Thymidylate synthase (TS) is an essential enzyme for DNA synthesis and is a target for anticancer and antimicrobial drugs. The major goal of this proposal is to understand the structural correlates of TS function, which will ultimately improve efforts to design more potent and specific inhibitors of the enzyme or use as drugs. The roles proposed for certain amino acid residues in TS, based upon its known three- dimensional structure, will be tested by making site-directed mutant variants of the enzyme and quantitating their kinetic and structural differences with the wild type enzyme. Random mutagenesis will be used to identify additional residues involved in catalysis and in nucleotide and folate binding, and residues that are essential for the structural integrity TS. This information will be essential to understanding the extensive conformational changes which TS undergoes during catalysis. X-ray diffraction studies of certain variants of TS will be performed in collaboration with colleagues at the University of California, San Francisco. Parallel mutagenesis studies will be conducted on another enzyme, dCMP hydroxymethylase (CH), which catalyzes a reaction which is similar but distinct from that catalyzed by TS. The strategy is to compare the structural correlates of the functions of these two enzymes, in order to understand the stereochemical factors that determine the catalytic specificity of each. The amino sequence of CH, an essential enzyme for DNA synthesis by bacteriophage T4, indicates that CH and TS are structural homologs. The initial site-directed mutagenesis experiments on CH, the three-dimensional structure of which is unsolved, will be based on the presumed structural homology between CH and TS. Attempts will be made to crystallize CH, for x-ray structural study in collaboration with colleagues at the University of Oregon, Eugene. Kinetic approaches previously used to unravel the TS mechanism will be employed with CH to test the hypothesis that the two enzymes share certain mechanistic features, and to reveal aspects of their mechanisms that differ. The kinetic studies will in addition provide quantitative monitors, which already exist for TS, of the changes which are effected by mutagenesis of CH. The comparison of TS and CH will reveal basic principles of enzyme design.

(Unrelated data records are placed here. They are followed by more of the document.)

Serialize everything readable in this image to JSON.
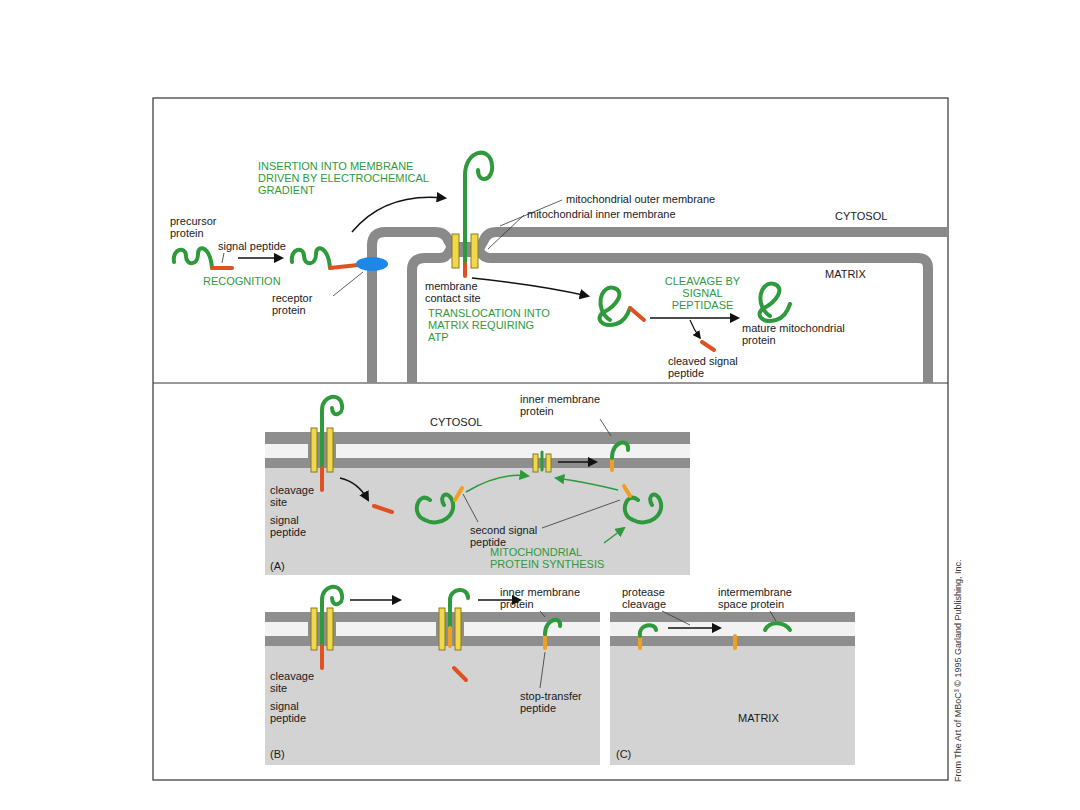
{
  "diagram": {
    "labels": [
      "INSERTION INTO MEMBRANE DRIVEN BY ELECTROCHEMICAL GRADIENT",
      "mitochondrial outer membrane",
      "CYTOSOL",
      "mitochondrial inner membrane",
      "precursor protein",
      "signal peptide",
      "RECOGNITION",
      "MATRIX",
      "CLEAVAGE BY SIGNAL PEPTIDASE",
      "membrane contact site",
      "TRANSLOCATION INTO MATRIX REQUIRING ATP",
      "mature mitochondrial protein",
      "receptor protein",
      "cleaved signal peptide",
      "inner membrane protein",
      "CYTOSOL",
      "cleavage site",
      "signal peptide",
      "second signal peptide",
      "MITOCHONDRIAL PROTEIN SYNTHESIS",
      "(A)",
      "inner membrane protein",
      "cleavage site",
      "signal peptide",
      "stop-transfer peptide",
      "(B)",
      "protease cleavage",
      "intermembrane space protein",
      "MATRIX",
      "(C)",
      "From The Art of MBoC³ © 1995 Garland Publishing, Inc."
    ]
  }
}
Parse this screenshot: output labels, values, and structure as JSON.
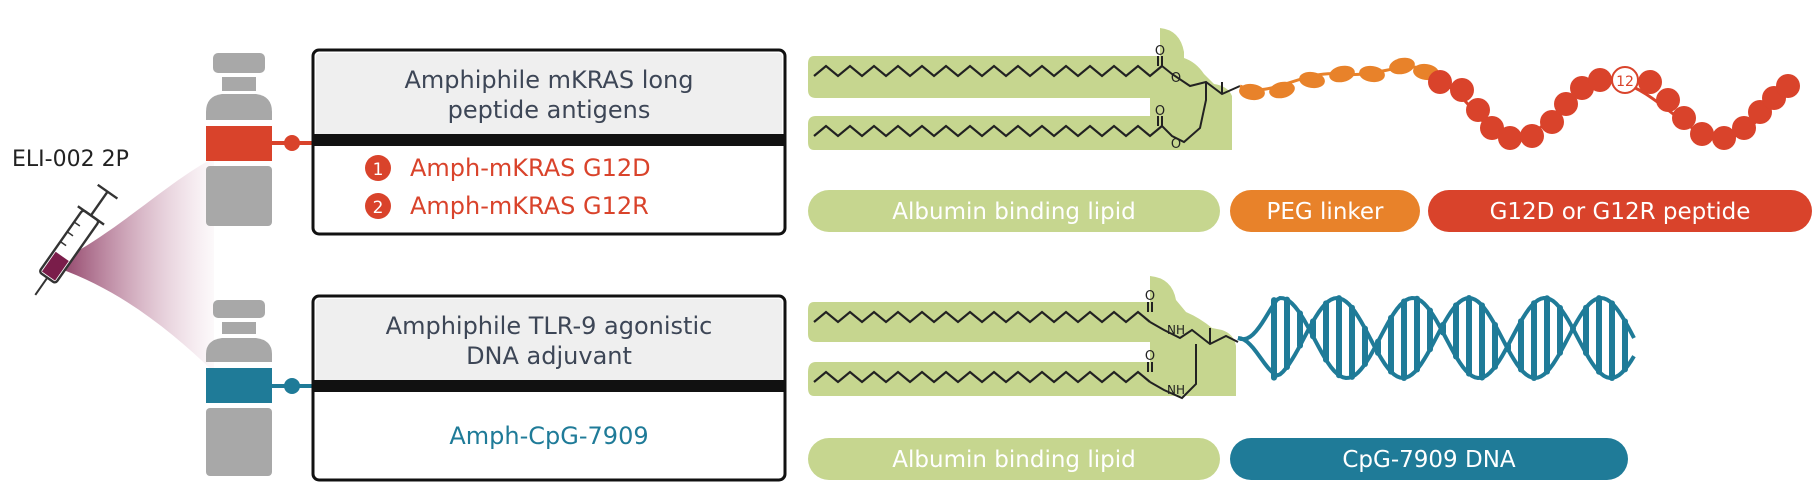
{
  "product": {
    "label": "ELI-002 2P"
  },
  "top_box": {
    "title_line1": "Amphiphile mKRAS long",
    "title_line2": "peptide antigens",
    "items": [
      {
        "num": "1",
        "label": "Amph-mKRAS G12D"
      },
      {
        "num": "2",
        "label": "Amph-mKRAS G12R"
      }
    ]
  },
  "bottom_box": {
    "title_line1": "Amphiphile TLR-9 agonistic",
    "title_line2": "DNA adjuvant",
    "item": "Amph-CpG-7909"
  },
  "top_molecule": {
    "position_marker": "12",
    "segments": [
      {
        "label": "Albumin binding lipid",
        "color": "#c6d68f"
      },
      {
        "label": "PEG linker",
        "color": "#e8822a"
      },
      {
        "label": "G12D or G12R peptide",
        "color": "#d9432b"
      }
    ]
  },
  "bottom_molecule": {
    "amide_label": "NH",
    "carbonyl_label": "O",
    "segments": [
      {
        "label": "Albumin binding lipid",
        "color": "#c6d68f"
      },
      {
        "label": "CpG-7909 DNA",
        "color": "#1f7b98"
      }
    ]
  },
  "ester_label": "O",
  "colors": {
    "peptide": "#d9432b",
    "peg": "#e8822a",
    "dna": "#1f7b98",
    "lipid_bg": "#c6d68f",
    "vial": "#a8a8a8",
    "box_header": "#efefef",
    "text_dark": "#3d4656"
  }
}
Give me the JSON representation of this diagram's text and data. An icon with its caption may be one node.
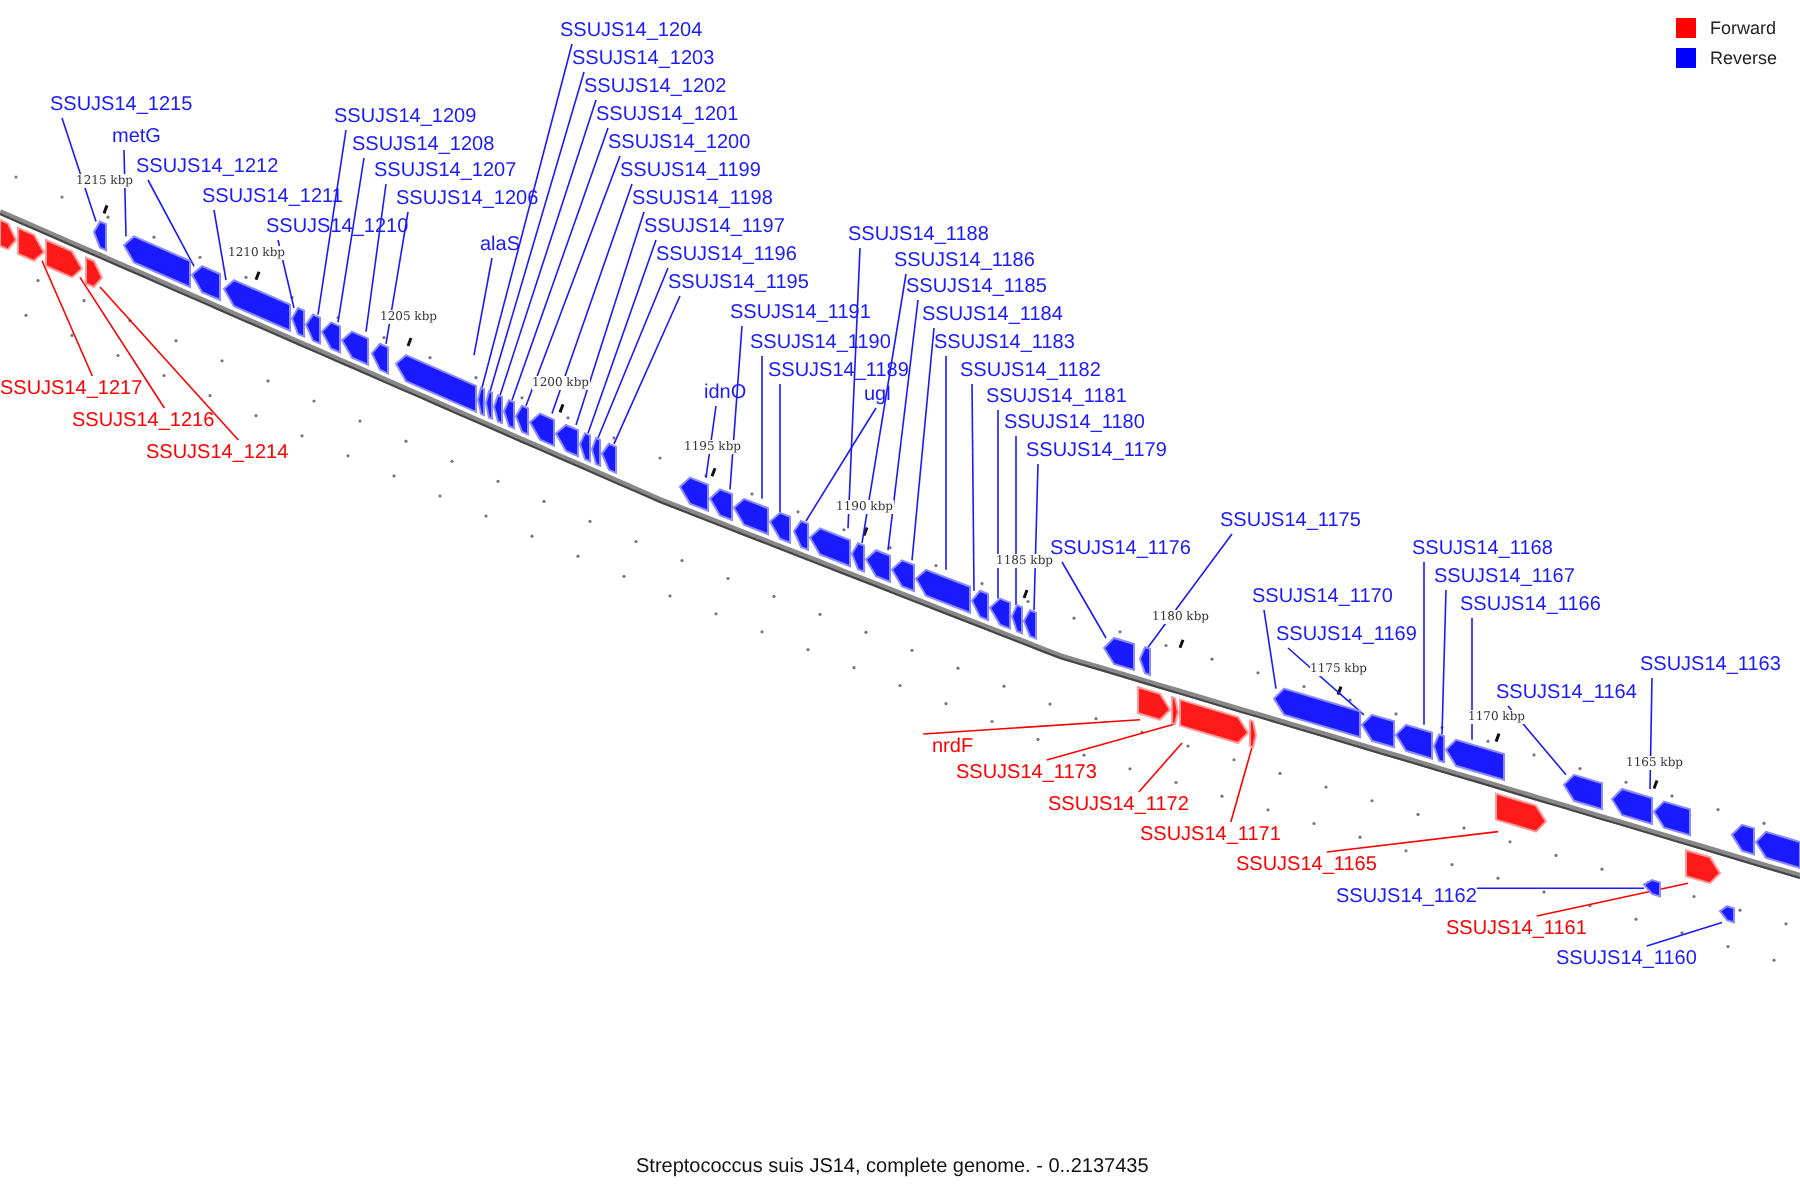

胸苷酸合酶 (TS) 是 DNA 合成和合成过程中必需的酶 是抗癌和抗菌药物的靶点。 主要目标是 这个建议是为了理解 TS 功能的结构相关性， 这最终将改进设计更有效和更具体的努力 该酶的抑制剂或用作药物。 提议的角色 TS 中的某些氨基酸残基，基于其已知的三- 维度结构，将通过制作定点突变体来测试 酶的变体并定量其动力学和结构 与野生型酶的差异。 将使用随机诱变 鉴定参与催化和核苷酸的其他残基 和叶酸结合，以及结构所必需的残基 完整性 TS。 这些信息对于理解 TS 在催化过程中经历广泛的构象变化。 TS 某些变体的 X 射线衍射研究将在 与加州大学圣何塞分校的同事合作 弗朗西斯科. 将对另一种酶 dCMP 进行平行诱变研究 羟甲基酶（CH），它催化类似的反应，但 与 TS 催化的不同。 策略是比较 这两种酶的功能的结构相关性，以便 了解决定催化作用的立体化学因素 每个的特殊性。 CH 的氨基酸序列，一种必需的酶 噬菌体 T4 的 DNA 合成表明 CH 和 TS 是 结构同系物。 最初的定点诱变实验 在CH上，其三维结构未解，将是 基于 CH 和 TS 之间假定的结构同源性。 尝试 将使CH结晶，用于X射线结构研究 与俄勒冈大学尤金分校的同事合作。 先前用于解开 TS 机制的动力学方法将是 与 CH 一起使用来检验这两种酶共有的假设 某些机械特征，并揭示其机制的各个方面 有所不同。 动力学研究还将提供定量 监视已存在的 TS 所发生的变化 通过CH的诱变。 TS 和 CH 的比较将揭示基本 酶设计原理。